The show has a simplistic plot, pitting Arabs against Arabs. The opening frames focus on Barry (Bassam) al-Fayeed; after a 20-year absence, he and his all-American family return to the mythical Arab nation, Abbudin. Bassam feels obligated to see his father, Khaled, who rules this violent nation, and to attend his nephew’s wedding. Immediately, ominous music underscores the action. Cut to Khaled’s other son, the bare-chested, stupid, ruthless, “insane” Jamal. He brutally rapes a woman in her home; her family sits passively, unable to prevent the abuse. Later, Jamal enters a ladies’ restroom, where he violates the intended wife of his brother, Ahmed.
Almost all of the Arab characters in Tyrant are barbaric types: They are backward. Or they are rapists. Or they are warmongers. Or they are rich and spoiled. The show even depicts an Arab child as murderer.

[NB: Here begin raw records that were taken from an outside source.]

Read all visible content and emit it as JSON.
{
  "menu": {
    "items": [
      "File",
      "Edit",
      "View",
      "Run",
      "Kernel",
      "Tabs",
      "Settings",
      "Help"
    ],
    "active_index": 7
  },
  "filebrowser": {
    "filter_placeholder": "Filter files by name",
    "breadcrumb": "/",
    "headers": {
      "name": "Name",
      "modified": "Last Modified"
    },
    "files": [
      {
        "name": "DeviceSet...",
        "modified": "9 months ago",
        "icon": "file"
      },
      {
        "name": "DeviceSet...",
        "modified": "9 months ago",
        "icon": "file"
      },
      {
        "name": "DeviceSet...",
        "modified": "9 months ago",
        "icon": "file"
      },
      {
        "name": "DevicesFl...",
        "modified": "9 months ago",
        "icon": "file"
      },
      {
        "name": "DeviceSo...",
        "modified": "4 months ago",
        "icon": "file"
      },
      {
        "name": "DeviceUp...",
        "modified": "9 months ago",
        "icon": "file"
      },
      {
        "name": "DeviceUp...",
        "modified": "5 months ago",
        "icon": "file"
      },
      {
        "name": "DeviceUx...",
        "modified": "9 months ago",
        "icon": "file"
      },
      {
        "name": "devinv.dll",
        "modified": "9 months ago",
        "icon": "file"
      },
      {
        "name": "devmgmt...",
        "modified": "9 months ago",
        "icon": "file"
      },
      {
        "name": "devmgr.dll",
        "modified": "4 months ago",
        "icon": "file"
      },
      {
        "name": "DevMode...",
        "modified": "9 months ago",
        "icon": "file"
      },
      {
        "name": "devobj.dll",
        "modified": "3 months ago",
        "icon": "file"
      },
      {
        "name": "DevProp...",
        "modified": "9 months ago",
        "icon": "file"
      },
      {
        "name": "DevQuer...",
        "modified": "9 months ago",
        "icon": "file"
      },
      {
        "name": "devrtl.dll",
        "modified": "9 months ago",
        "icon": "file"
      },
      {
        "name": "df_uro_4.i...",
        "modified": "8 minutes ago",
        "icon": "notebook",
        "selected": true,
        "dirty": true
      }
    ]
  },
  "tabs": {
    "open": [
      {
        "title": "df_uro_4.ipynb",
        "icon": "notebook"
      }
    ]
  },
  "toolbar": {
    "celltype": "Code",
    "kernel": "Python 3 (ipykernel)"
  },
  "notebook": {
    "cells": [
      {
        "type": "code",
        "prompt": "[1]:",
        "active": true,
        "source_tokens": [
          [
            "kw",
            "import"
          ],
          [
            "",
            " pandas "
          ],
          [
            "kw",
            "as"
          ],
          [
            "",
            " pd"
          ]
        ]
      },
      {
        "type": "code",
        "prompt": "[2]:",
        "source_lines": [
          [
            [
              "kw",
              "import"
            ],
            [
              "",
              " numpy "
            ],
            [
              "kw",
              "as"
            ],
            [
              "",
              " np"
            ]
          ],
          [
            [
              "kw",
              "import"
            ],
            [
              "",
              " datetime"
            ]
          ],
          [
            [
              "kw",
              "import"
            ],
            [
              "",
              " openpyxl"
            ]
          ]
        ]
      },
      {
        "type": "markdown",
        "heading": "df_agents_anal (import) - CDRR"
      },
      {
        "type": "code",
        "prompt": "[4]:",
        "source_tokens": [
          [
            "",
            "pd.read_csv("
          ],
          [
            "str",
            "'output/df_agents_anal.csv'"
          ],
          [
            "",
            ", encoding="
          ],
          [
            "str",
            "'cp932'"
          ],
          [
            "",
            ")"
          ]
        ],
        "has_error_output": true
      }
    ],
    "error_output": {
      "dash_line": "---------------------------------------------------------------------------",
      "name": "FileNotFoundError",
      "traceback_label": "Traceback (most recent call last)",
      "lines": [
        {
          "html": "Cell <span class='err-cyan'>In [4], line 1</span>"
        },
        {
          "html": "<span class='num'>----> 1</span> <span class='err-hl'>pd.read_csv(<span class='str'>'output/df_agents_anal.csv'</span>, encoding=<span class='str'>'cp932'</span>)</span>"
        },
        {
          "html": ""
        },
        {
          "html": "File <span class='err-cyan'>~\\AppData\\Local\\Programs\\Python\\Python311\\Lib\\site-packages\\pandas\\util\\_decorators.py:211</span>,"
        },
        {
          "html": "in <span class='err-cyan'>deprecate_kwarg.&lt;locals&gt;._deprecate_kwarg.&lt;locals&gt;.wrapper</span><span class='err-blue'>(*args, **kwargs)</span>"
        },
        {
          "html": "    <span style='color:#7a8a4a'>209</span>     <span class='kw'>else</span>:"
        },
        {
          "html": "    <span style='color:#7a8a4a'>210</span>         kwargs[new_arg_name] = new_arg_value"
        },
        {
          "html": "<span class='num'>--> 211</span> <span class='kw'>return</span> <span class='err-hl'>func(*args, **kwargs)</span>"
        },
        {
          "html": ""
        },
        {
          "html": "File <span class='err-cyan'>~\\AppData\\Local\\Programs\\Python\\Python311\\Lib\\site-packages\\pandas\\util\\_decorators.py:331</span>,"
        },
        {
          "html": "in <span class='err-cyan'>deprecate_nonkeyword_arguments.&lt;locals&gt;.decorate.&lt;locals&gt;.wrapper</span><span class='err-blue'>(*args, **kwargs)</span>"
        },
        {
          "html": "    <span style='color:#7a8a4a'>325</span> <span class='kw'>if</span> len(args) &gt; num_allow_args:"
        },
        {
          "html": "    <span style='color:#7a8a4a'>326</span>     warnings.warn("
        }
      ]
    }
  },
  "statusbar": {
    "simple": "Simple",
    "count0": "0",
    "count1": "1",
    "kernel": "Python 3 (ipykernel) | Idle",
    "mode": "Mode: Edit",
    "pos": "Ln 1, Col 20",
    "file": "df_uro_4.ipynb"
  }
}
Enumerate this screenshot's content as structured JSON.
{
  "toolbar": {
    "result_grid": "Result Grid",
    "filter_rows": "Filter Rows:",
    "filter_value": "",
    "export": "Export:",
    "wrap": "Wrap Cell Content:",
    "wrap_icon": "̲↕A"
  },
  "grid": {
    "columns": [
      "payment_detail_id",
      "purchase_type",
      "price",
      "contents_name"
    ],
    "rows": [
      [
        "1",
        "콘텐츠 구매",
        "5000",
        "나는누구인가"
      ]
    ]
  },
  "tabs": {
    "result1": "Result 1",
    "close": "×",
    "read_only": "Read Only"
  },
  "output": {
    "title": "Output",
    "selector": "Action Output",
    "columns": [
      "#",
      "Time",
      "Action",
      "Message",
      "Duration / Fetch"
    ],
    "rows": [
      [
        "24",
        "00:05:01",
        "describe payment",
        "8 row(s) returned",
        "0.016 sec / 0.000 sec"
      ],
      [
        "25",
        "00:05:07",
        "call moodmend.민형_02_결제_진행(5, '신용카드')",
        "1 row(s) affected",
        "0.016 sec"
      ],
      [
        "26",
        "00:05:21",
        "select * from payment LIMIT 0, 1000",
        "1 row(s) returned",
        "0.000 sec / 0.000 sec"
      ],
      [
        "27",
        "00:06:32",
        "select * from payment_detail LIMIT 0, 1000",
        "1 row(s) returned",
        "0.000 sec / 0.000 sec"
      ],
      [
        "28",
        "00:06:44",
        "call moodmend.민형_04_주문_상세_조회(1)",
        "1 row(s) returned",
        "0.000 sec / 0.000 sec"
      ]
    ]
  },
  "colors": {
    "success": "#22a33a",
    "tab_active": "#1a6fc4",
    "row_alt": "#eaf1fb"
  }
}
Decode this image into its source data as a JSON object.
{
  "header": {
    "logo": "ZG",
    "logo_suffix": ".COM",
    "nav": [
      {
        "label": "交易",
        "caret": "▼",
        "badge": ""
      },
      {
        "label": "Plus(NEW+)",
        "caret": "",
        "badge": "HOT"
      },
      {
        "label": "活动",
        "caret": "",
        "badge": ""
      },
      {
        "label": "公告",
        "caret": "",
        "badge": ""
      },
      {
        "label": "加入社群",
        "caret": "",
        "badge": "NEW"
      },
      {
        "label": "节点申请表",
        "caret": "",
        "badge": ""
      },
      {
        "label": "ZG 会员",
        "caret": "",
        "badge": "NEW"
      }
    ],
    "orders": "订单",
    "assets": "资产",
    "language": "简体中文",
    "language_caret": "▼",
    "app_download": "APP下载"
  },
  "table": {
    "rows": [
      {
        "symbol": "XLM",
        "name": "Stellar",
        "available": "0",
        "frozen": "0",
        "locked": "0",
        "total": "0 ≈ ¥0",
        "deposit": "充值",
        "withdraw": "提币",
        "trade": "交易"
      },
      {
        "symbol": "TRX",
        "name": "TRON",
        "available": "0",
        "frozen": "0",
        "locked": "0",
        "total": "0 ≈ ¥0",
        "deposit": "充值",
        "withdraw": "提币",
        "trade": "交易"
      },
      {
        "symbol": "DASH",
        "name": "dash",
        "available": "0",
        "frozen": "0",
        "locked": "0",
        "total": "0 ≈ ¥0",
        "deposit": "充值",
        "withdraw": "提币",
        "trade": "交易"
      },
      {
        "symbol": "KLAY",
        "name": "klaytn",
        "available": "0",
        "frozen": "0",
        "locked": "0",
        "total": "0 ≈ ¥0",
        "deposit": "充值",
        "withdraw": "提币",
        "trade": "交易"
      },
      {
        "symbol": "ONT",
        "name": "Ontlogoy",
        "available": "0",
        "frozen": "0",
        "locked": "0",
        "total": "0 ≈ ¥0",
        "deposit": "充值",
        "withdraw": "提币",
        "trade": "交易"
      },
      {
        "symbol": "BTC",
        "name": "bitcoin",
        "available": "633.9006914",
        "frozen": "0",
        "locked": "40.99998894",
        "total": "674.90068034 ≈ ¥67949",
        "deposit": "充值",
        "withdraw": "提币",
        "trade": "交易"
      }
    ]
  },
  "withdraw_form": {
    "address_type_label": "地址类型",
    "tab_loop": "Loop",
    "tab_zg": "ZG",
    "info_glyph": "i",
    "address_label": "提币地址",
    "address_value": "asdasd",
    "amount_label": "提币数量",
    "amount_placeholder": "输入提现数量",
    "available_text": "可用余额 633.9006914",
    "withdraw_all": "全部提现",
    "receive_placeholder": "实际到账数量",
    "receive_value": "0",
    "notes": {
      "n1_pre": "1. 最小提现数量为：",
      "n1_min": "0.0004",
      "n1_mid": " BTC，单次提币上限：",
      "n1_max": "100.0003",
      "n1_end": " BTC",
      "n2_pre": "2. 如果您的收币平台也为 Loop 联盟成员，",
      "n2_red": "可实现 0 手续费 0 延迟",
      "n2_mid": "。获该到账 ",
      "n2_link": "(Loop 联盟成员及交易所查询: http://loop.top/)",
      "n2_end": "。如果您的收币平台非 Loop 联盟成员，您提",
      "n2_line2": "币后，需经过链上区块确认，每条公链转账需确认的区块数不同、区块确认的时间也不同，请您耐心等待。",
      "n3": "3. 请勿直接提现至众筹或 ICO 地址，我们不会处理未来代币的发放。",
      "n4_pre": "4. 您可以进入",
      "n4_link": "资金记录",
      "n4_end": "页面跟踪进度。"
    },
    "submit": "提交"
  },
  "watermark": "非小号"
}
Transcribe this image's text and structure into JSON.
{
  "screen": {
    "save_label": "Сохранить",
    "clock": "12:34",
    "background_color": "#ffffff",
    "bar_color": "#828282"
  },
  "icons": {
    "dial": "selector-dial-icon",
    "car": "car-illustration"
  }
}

Repeated flashbacks show Khaled the dictator directing his men to kill scores of unarmed women and men. As the massacre ends, Khaled orders one of his sons to shoot dead a helpless man begging for mercy; when the boy refuses, his younger brother does the deed. Khaled tells the now grown-up Bassam: “After everything I have given (my) people, they are still not satisfied. They still want freedom. Freedom to do what? I give them order.” Executive producers Gideon Raff and Howard Gordon were responsible for Showtime’s Homeland, and they also worked together on Fox’s 24, so I wasn’t entirely surprised.
But I am dismayed that so many TV reviewers have given the series a thumbs-up. The Hollywood Reporter wrote that the plot is “entertaining.” The Boston Herald called Tyrant “the most engrossing new show of the summer.” At least Time magazine panned it: “ Tyrant fails badly … Arab characters sneer, suffer and read ridiculous dialogue.”
It’s not too late for FX to cancel this series. And, it is not too late for responsible sponsors — KFC, Subway, Audi, Chevrolet and others — to withdraw their ads.
Otherwise, I fear it will fuel anti-Arab sentiment, in the United States and worldwide.
In order for this or any other stereotype to evaporate, men and women of good will should speak out, protesting this series. I urge you to do so.
And I hope I will never have to see and write about another series like Tyrant again.